Sounds like a plot point from three body problem.
I wonder how much bad science has occurred due to the acceptance of Python as the lingua franca.
The graphing library caused this?
I must be waking up still because on first reading I interpreted it as a sea-born bug, something infectious or parasitic.
Totally expected norovirus .
As long it's not a pandasvirus...
No, bad analysis caused it. Graphs are at best secondary tools to interpret findings. You don't use graphs to draw conclusions.
But we do use plots to help identify problems in datasets, like all the time. Statistics 101
That's exploratory analysis. You don't use exploratory analysis as-is to draw conclusions. It guides you through your research but you do support it with other tools (statistical, logical). Science 101.
Reading the comments here hilarious.
Like others, expecting a wildy different article...
What were you expecting? I read that as "a bug in the Seaborn graphing library caused wrong conclusions" and don't understand what other interpretations there are.
I'd never heard of the Seaborn library. And since Seaborn is the first word of the title, I assumed it was capitalized for that reason only.
So I thought the article would be about some ocean-faring insect or microbe that somehow affected scientists' mental acuity.
This is what I was expecting. And the title of this HN article is not the same as the title of the linked Arxiv report.
Ailment transmitted at sea has somehow made science less impactful.
Ahhh, "sea-borne bug", that makes sense, thanks!
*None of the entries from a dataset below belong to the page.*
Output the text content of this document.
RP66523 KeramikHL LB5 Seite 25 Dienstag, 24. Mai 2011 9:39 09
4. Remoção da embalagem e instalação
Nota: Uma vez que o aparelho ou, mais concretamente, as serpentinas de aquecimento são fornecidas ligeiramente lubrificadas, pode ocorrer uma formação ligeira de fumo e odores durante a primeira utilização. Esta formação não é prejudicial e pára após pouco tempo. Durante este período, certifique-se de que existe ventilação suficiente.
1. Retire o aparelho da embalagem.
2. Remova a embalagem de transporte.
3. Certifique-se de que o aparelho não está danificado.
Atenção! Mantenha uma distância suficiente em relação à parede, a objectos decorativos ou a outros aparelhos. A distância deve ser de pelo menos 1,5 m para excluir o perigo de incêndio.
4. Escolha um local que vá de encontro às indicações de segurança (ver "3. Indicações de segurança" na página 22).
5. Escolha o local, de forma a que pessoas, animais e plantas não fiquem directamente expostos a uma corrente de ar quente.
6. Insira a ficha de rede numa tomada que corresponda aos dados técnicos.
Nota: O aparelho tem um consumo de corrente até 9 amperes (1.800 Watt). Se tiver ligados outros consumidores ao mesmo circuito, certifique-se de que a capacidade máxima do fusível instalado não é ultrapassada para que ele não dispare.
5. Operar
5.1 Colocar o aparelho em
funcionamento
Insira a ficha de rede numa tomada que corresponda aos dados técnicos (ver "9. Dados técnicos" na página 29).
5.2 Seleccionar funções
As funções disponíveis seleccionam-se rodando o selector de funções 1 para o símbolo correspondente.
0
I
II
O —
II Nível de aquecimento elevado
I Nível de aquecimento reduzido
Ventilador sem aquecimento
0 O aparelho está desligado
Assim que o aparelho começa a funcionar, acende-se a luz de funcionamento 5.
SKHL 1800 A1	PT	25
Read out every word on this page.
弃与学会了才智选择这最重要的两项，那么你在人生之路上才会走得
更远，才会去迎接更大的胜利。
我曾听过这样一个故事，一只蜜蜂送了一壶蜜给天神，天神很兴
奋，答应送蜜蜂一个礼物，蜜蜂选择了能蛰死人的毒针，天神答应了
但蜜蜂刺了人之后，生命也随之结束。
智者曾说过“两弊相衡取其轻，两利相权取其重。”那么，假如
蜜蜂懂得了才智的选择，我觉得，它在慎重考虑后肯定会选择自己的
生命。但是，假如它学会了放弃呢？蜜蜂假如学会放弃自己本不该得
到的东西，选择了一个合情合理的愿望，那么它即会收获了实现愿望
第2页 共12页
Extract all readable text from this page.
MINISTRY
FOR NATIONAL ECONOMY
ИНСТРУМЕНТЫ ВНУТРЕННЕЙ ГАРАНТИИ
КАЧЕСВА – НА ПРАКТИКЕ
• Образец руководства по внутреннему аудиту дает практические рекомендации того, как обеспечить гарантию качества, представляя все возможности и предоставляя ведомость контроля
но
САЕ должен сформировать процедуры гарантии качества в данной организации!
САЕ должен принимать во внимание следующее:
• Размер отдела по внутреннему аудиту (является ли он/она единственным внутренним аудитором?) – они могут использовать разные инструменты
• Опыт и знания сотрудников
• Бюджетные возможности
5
alternatively seaborn as in where this insect was born. but an even weirder statement
I have never heard of the Seaborn graphing library; I was curious as to how a marine virus or bacterium could cause a "finding of declining disruptiveness". maybe a similar mechanism to Toxoplasma gondii?
Of course, it has nothing to do with rampant fraud, unreproducible results, incentive structures which reward the number of papers over the quality of papers, having researchers spend their prime scientific years writing grant proposals instead of actual research...
...nor does it have anything to do with tech companies hoarding cash by the trillions of dollars oversees instead of spending it on R&D, and even what R&D they internally produce they have no incentive to publish or productize, because virtually no new business will be more profitable than the monopoly business they already have...
Seaborn??? Typo surely
Edit: Not mentioned in the abstract but it is in the main paper. Editorialised title.
This threw me also. I was expecting a really different article.
It's referring to the seaborn library (https://seaborn.pydata.org/), a Python library for data visualization (built on top of matplotlib).
The first word of an editorialised title, frowned upon here, and not mentioned in the abstract (which I did read)
It's a statistics software package:
> A bug in the seaborn 0.11.2 plotting software [3], used by Park et al. [1], silently drops the largest data points in the histograms.